When you have a lot of information to track, you may find yourself in a situation where one object has a large number of fields. If you have many different fields that not all Users need to have access to, you should hide those fields from them. This will keep Users from getting overloaded by seeing too much information on a single record. It will also help prevent Users from accidentally filling out the wrong field. One way to hide a field from a User is by removing it from the page layout that the User sees. A User will not see that field on a record, BUT they are still able to see the field and its values in other places in Salesforce, like in reports. You can also use field level security to control User access by hiding the field from the Profile of the User. Then, that User and all Users with the same Profile will not be able to see that field on records or in other places in Salesforce.

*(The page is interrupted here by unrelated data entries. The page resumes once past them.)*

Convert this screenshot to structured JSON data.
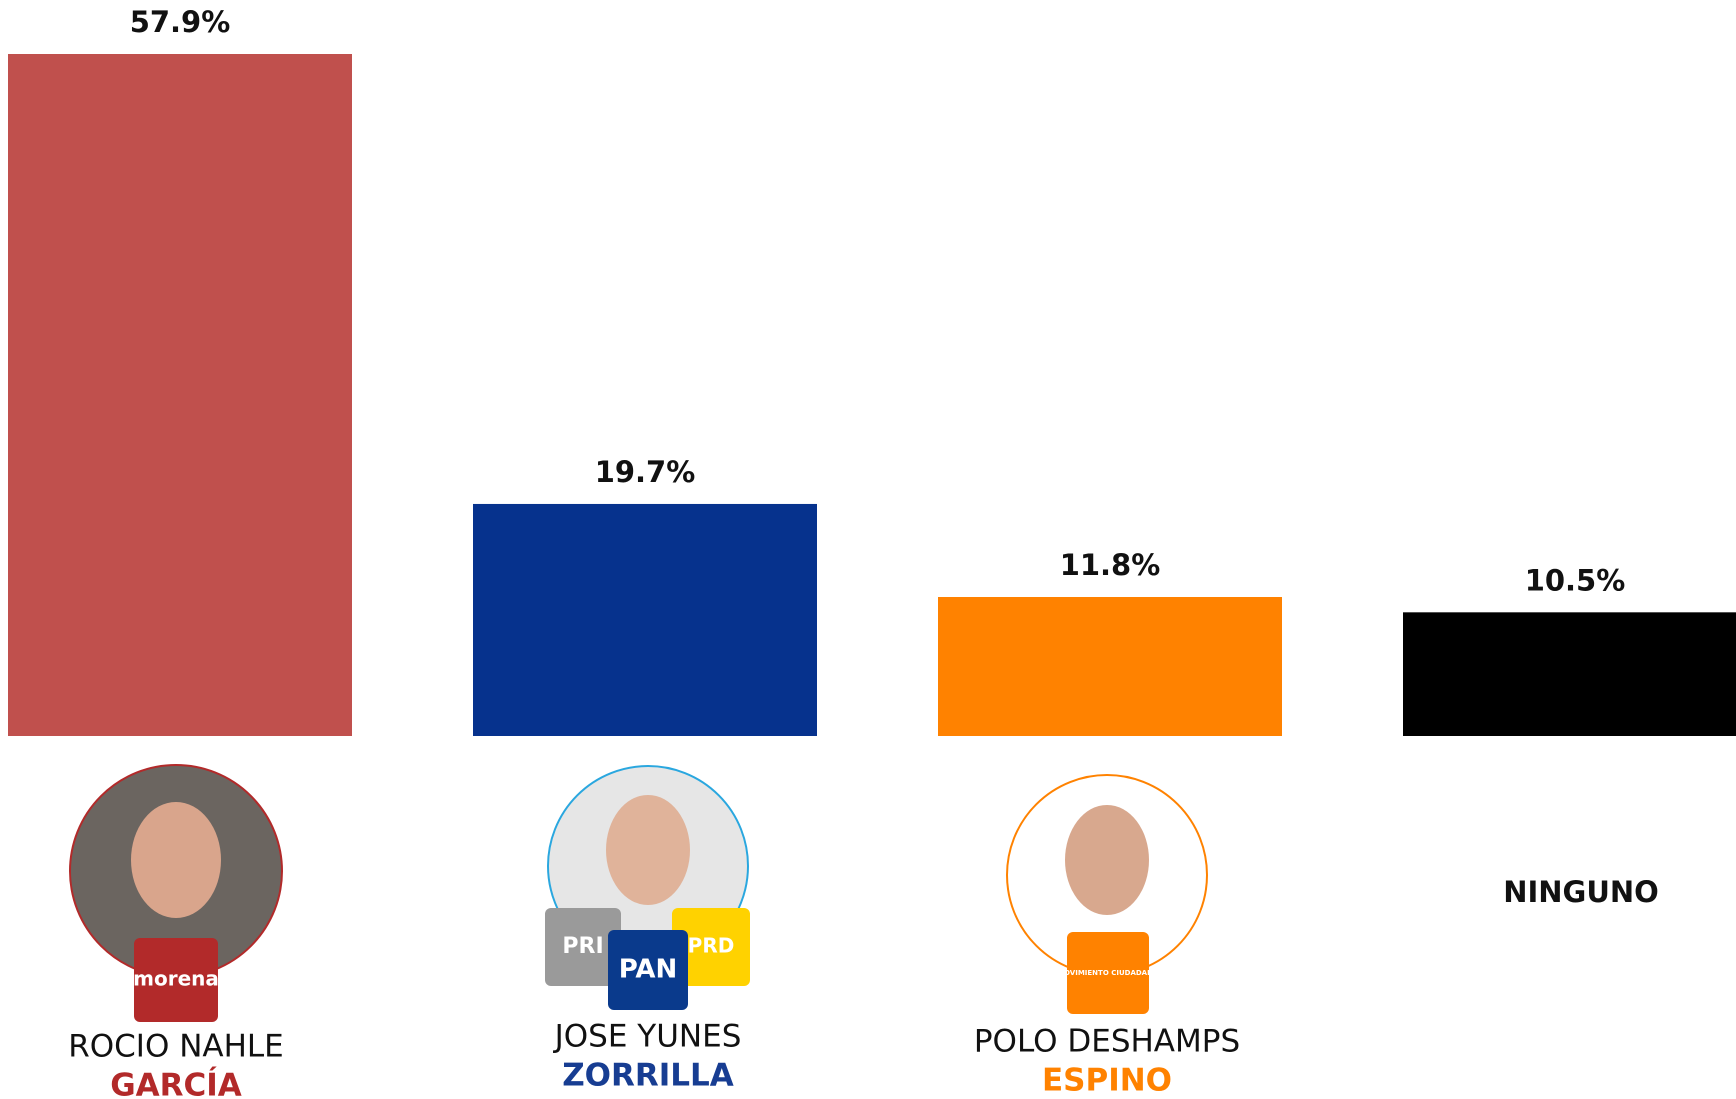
{
  "chart_data": {
    "type": "bar",
    "categories": [
      "ROCIO NAHLE",
      "JOSE YUNES",
      "POLO DESHAMPS",
      "NINGUNO"
    ],
    "surnames": [
      "GARCÍA",
      "ZORRILLA",
      "ESPINO",
      null
    ],
    "surname_colors": [
      "#b22a2a",
      "#173d92",
      "#ff8200",
      null
    ],
    "values": [
      57.9,
      19.7,
      11.8,
      10.5
    ],
    "value_labels": [
      "57.9%",
      "19.7%",
      "11.8%",
      "10.5%"
    ],
    "colors": [
      "#c0504d",
      "#06328d",
      "#ff8200",
      "#000000"
    ],
    "party_logos": [
      [
        "morena"
      ],
      [
        "PRI",
        "PAN",
        "PRD"
      ],
      [
        "MOVIMIENTO CIUDADANO"
      ],
      []
    ]
  }
}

Determine If Your Custom Fields Are Underutilized

Even though custom fields can help you have better data, having too many isn’t great. Unused fields can confuse Users and take up extra space on page layouts that could instead be used for important information. Additionally, there are limits as to how many custom fields you can have on an object, depending on your Salesforce edition:

Salesforce Fields

This means that unused fields could potentially be taking the place of other fields that may track more important information. Luckily, there is a Salesforce app called Field Trip that allows you to create reports of all of the fields in your Salesforce org by the object and see if they are or aren’t being utilized. You can see statistics like when the field was last touched and on what percent of records is the field actually populated. After running the report, you can determine which fields you don’t truly need, delete them, and free up space for actual important data tracking. This helps to keep your data cleaner as deleting the fields will, in turn, get rid of extra saved data that you don’t actually need.